Night Eating Syndrome

  • Signs and symptoms
    • The person has little or no appetite for breakfast. Delays first meal for several hours after waking up. Is not hungry or is upset about how much was eaten the night before.
    • Eats more food after dinner than during that meal.
    • Eats more than half of daily food intake during and after dinner but before breakfast. May leave the bed to snack at night.
    • This pattern has persisted for at least two months.
    • Person feels tense, anxious, upset, or guilty while eating.
    • NES is thought to be stress related and is often accompanied by depression. Especially at night the person may be moody, tense, anxious, nervous, agitated, etc.
    • Has trouble falling asleep or staying asleep. Wakes frequently and then often eats.
    • Foods ingested are often carbohydrates: sugary and starch.
    • Behavior is not like binge eating which is done in relatively short episodes. Night-eating syndrome involves continual eating throughout evening hours.
    • This eating produces guilt and shame, not enjoyment.
  • How many people have night-eating syndrome?

Perhaps only one to two percent (1-2%) of adults in the general population have this problem, but research at the University of Pennsylvania School of Medicine suggests that about six percent of people who seek treatment for obesity have NES. Another study suggests that more than a quarter (27%) of people who are overweight by at least 100 pounds have the problem.

  • Comments

Night-eating syndrome has not yet been formally defined as an eating disorder. Underlying causes are being identified, and treatment plans are still being developed. It seems likely that a combination of biological, genetic, and emotional factors contribute to the problem. Stress appears to be a cause or trigger of NES, and stress-reduction programs, including mental health therapy, seem to help.

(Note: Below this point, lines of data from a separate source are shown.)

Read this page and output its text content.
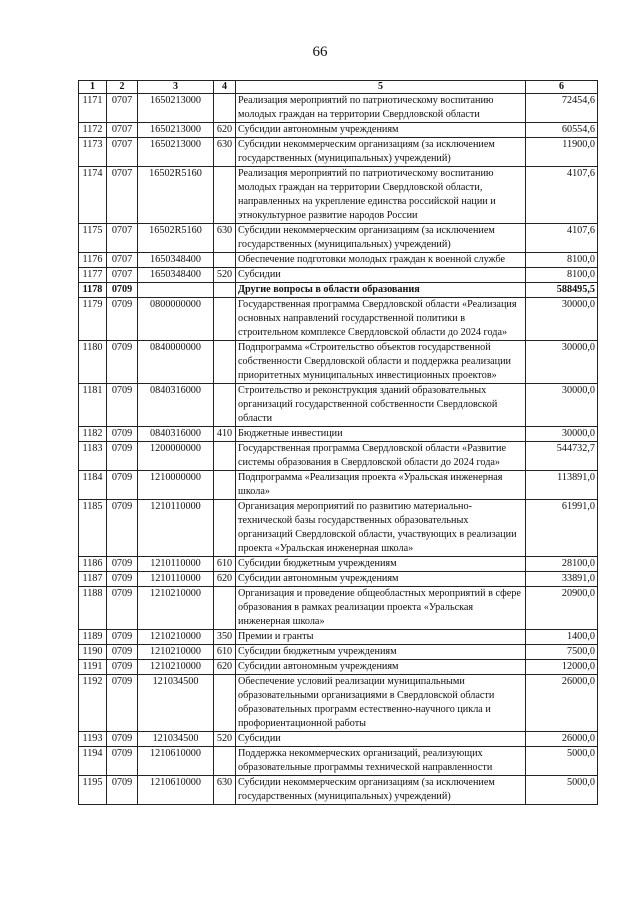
66
1	2	3	4	5	6
1171	0707	1650213000		Реализация мероприятий по патриотическому воспитанию молодых граждан на территории Свердловской области	72454,6
1172	0707	1650213000	620	Субсидии автономным учреждениям	60554,6
1173	0707	1650213000	630	Субсидии некоммерческим организациям (за исключением государственных (муниципальных) учреждений)	11900,0
1174	0707	16502R5160		Реализация мероприятий по патриотическому воспитанию молодых граждан на территории Свердловской области, направленных на укрепление единства российской нации и этнокультурное развитие народов России	4107,6
1175	0707	16502R5160	630	Субсидии некоммерческим организациям (за исключением государственных (муниципальных) учреждений)	4107,6
1176	0707	1650348400		Обеспечение подготовки молодых граждан к военной службе	8100,0
1177	0707	1650348400	520	Субсидии	8100,0
1178	0709			Другие вопросы в области образования	588495,5
1179	0709	0800000000		Государственная программа Свердловской области «Реализация основных направлений государственной политики в строительном комплексе Свердловской области до 2024 года»	30000,0
1180	0709	0840000000		Подпрограмма «Строительство объектов государственной собственности Свердловской области и поддержка реализации приоритетных муниципальных инвестиционных проектов»	30000,0
1181	0709	0840316000		Строительство и реконструкция зданий образовательных организаций государственной собственности Свердловской области	30000,0
1182	0709	0840316000	410	Бюджетные инвестиции	30000,0
1183	0709	1200000000		Государственная программа Свердловской области «Развитие системы образования в Свердловской области до 2024 года»	544732,7
1184	0709	1210000000		Подпрограмма «Реализация проекта «Уральская инженерная школа»	113891,0
1185	0709	1210110000		Организация мероприятий по развитию материально-технической базы государственных образовательных организаций Свердловской области, участвующих в реализации проекта «Уральская инженерная школа»	61991,0
1186	0709	1210110000	610	Субсидии бюджетным учреждениям	28100,0
1187	0709	1210110000	620	Субсидии автономным учреждениям	33891,0
1188	0709	1210210000		Организация и проведение общеобластных мероприятий в сфере образования в рамках реализации проекта «Уральская инженерная школа»	20900,0
1189	0709	1210210000	350	Премии и гранты	1400,0
1190	0709	1210210000	610	Субсидии бюджетным учреждениям	7500,0
1191	0709	1210210000	620	Субсидии автономным учреждениям	12000,0
1192	0709	121034500		Обеспечение условий реализации муниципальными образовательными организациями в Свердловской области образовательных программ естественно-научного цикла и профориентационной работы	26000,0
1193	0709	121034500	520	Субсидии	26000,0
1194	0709	1210610000		Поддержка некоммерческих организаций, реализующих образовательные программы технической направленности	5000,0
1195	0709	1210610000	630	Субсидии некоммерческим организациям (за исключением государственных (муниципальных) учреждений)	5000,0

Researchers are especially interested in the foods chosen by night eaters. The heavy preference for carbohydrates, which trigger the brain to produce so-called “feel-good” neurochemicals, suggests that night eating may be an unconscious attempt to self-medicate mood problems.

NES may run in families. At this time is appears to respond to treatment with the SSRI sertraline (a prescription medication). NES is remarkable for characteristic disturbances in the circadian rhythm of food intake while the circadian sleep rhythm remains normal.

If you are seeking help for night-eating syndrome, you would be wise to schedule a complete physical exam with your physician and also an evaluation with a counselor trained in the field of eating disorders. In addition, a dietitian can help develop meal plans that distribute intake more evenly throughout the day so that you are not so vulnerable to caloric loading in the evening.

Recent research was summarized by Albert Stunkard, MD, University of Pennsylvania School of Medicine, at the NAASO 2003 annual meeting, October 13, 2003. A formal paper will be presented in the January issue of the International Journal of Eating Disorders.